Slate unearthed this Kodak footage from 1922 and it’s absolutely stunning and unreal. It’s some of the first full-color, moving pictures available. Whenever I watch shows like Downton Abbey and Boardwalk Empire, I always wonder how authentic the aesthetics are because the only images I’ve seen from the era are in black and white. Were women as pale? Were their cheeks really so rosy? Were their lips really so red? Their hair such bright scarlets and bleached blonds? Apparently, yes! Yes! Yes! Yes!
The flicker of the film gives these actresses a glow and look of flawlessness unmatched by any of the horrendous soft lenses we see today. Why do we use high definition cameras again? Because it just makes everyone look horrible.
Slate says of the footage, “This clip is a very early, full-color Kodachrome film made by Kodak in 1922 to test new film stock and color processing.
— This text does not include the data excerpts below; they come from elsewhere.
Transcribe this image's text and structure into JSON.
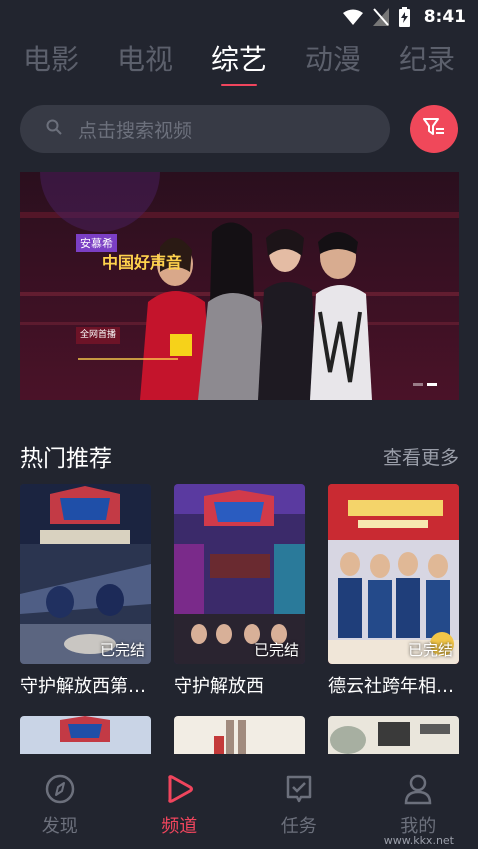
{
  "status_bar": {
    "time": "8:41"
  },
  "category_tabs": [
    {
      "label": "电影"
    },
    {
      "label": "电视"
    },
    {
      "label": "综艺",
      "active": true
    },
    {
      "label": "动漫"
    },
    {
      "label": "纪录"
    }
  ],
  "search": {
    "placeholder": "点击搜索视频"
  },
  "banner": {
    "brand": "安慕希",
    "show_title": "中国好声音",
    "tagline": "全网首播"
  },
  "hot": {
    "title": "热门推荐",
    "more": "查看更多",
    "items": [
      {
        "title": "守护解放西第…",
        "status": "已完结"
      },
      {
        "title": "守护解放西",
        "status": "已完结"
      },
      {
        "title": "德云社跨年相…",
        "status": "已完结"
      }
    ]
  },
  "bottom_nav": [
    {
      "label": "发现",
      "icon": "compass-icon"
    },
    {
      "label": "频道",
      "icon": "play-icon",
      "active": true
    },
    {
      "label": "任务",
      "icon": "task-check-icon"
    },
    {
      "label": "我的",
      "icon": "person-icon"
    }
  ],
  "watermark": "www.kkx.net",
  "colors": {
    "accent": "#f0455d",
    "background": "#22252f",
    "search_bg": "#373a45"
  }
}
It is a lovely little four-and-a-half minutes of pretty actresses gesturing for the camera. . . In 1922, for all its technical achievements, Kodak hadn’t yet done away with the flicker that gave movies one of their earliest and most enduring nicknames: the ‘flicks.’ The flicker resulted from variations in film speed produced by the slow, hand-cranked cameras of the time and by variations in the density of the film itself.”
The footage is really insightful when you think about fashion, ideals of beauty to even how women gesture has changed. So cool.